Müslüm Uzun Nişantaşı’nın şık kitapçısı Patika Kitabevi’nin 14 yıldır sahibi. Semtin en sevilen esnaflarından biri... Çevre sakinleri, kitap/dergi alışverişini bu zevk sahibi dükkanda yapmayı özellikle tercih ediyor. Dükkanın bir köşesini café’ye dönüştürmeleri de burada geçen zamanı daha da kaliteli kılıyor. “Benim için kitaplar ve kitapçılık yaşam biçiminin parçalarıdır. Kendimi bildim bileli güzel sanatlar ve kitaplarla ilişkiliyim” diyor Uzun… Tüm zorluklara inat, adeta bir misyoner azmiyle kendini adadığı bu iş/yaşam şekli giderek daha çok yer kaplamış hayatında… Beyoğlu’nun kitapçılarında kazandığı satış deneyimi onu Remzi Kitabevleri’nde yöneticilik pozisyonuna taşımış. 21 yıllık bu toplu deneyimin ardından açtığı butik kitapçısı, sadece eserlerle değil hizmeti ve ambiyansıyla da fark yaratıyor. Antik heykeller, gösterişli ahşap masanın üzerine yayılmış sanat objesi kılıklı kitaplar, bembeyaz rabıtalar, deri koltuklar ve taze kahve kokusu. Bir kitapsever için baştan çıkarıcı bir ortam olduğunda sanırım şimdi siz de hemfikirsiniz… (Uzun, hizmet ve ambiyans niteliklerinin artık kitaptan alınan keyfin parçaları olduğunun altını çiziyor.)

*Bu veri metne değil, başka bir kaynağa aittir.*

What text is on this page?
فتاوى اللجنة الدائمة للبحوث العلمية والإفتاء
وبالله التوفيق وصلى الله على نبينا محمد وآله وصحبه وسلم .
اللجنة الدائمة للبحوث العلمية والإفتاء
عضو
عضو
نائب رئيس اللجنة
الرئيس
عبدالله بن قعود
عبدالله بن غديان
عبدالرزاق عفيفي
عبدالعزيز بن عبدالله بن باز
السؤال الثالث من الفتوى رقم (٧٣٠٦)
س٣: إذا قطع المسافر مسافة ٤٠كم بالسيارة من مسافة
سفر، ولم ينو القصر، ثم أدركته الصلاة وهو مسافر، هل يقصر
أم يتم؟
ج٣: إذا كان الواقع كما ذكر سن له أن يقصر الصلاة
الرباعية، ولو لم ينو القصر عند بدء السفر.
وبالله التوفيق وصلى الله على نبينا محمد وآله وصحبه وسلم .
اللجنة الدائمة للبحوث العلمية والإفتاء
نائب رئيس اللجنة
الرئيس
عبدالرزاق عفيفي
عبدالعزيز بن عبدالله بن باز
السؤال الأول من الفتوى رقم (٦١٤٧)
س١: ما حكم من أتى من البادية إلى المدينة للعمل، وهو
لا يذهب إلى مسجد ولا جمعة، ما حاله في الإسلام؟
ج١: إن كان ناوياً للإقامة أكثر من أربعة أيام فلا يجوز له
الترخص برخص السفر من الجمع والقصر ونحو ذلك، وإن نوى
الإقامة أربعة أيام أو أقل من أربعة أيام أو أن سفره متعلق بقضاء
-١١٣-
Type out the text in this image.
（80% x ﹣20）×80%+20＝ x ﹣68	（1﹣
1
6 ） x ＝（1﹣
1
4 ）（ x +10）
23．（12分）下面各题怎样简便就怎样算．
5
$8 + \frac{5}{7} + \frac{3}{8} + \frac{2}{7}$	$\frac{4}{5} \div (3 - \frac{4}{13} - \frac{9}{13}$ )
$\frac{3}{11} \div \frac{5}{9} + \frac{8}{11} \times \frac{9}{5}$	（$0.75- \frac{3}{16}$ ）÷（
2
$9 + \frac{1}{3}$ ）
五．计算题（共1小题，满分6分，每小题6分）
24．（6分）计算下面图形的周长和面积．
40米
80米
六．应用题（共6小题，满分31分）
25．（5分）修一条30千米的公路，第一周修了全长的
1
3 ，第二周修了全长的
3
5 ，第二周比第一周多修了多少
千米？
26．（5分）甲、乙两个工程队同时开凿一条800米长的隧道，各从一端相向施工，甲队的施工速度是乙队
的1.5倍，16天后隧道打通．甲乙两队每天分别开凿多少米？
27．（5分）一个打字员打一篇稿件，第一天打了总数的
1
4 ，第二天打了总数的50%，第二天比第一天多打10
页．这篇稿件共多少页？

Okuma oranı açısında dünya istatistiklerinde gerilerde bir yerde olduğumuz ise O’nun da reddedemediği bir gerçek. Teknolojinin hayatımızdan çaldığı zaman için yorumu ise, konfora karşı koyamadığımız yönünde… “Yok saymak ve görmezden gelmek artık her sektör için imkansız” diyor. Bilakis; Patika Kitabevi olarak bu süreci kendi lehlerine çevirmeyi tercih etmişler. Devrin sunduğu bu yenilikler üzerinden bilgilendirmeler yapıp iletişim kurmayı önemsiyorlar. “Biz de sosyal medya sürecinin insanların kitapla kurduğu ilişkiye, okumaya katkısının ne olacağını ve nasıl olması gerektiğini anlama sürecindeyiz. Asıl amaç bütün kanallardan kitap kültürünü ve hayatımızda olmazsa olmazlığını anlatmak olmalı” diyor. Yakında açılacak web sitelerinden alışveriş yapılabilecekmiş. Ayrıca Patika müdavimleriyle zaten sürekli ilişki içinde olduklarını da vurguluyor. Yakın yerlerdeki ofislere, evlere servis yaptıklarına da birinci elden şahidim. İlk dalganın dışındaki yerler için de her zaman kargo seçeneği mevcut.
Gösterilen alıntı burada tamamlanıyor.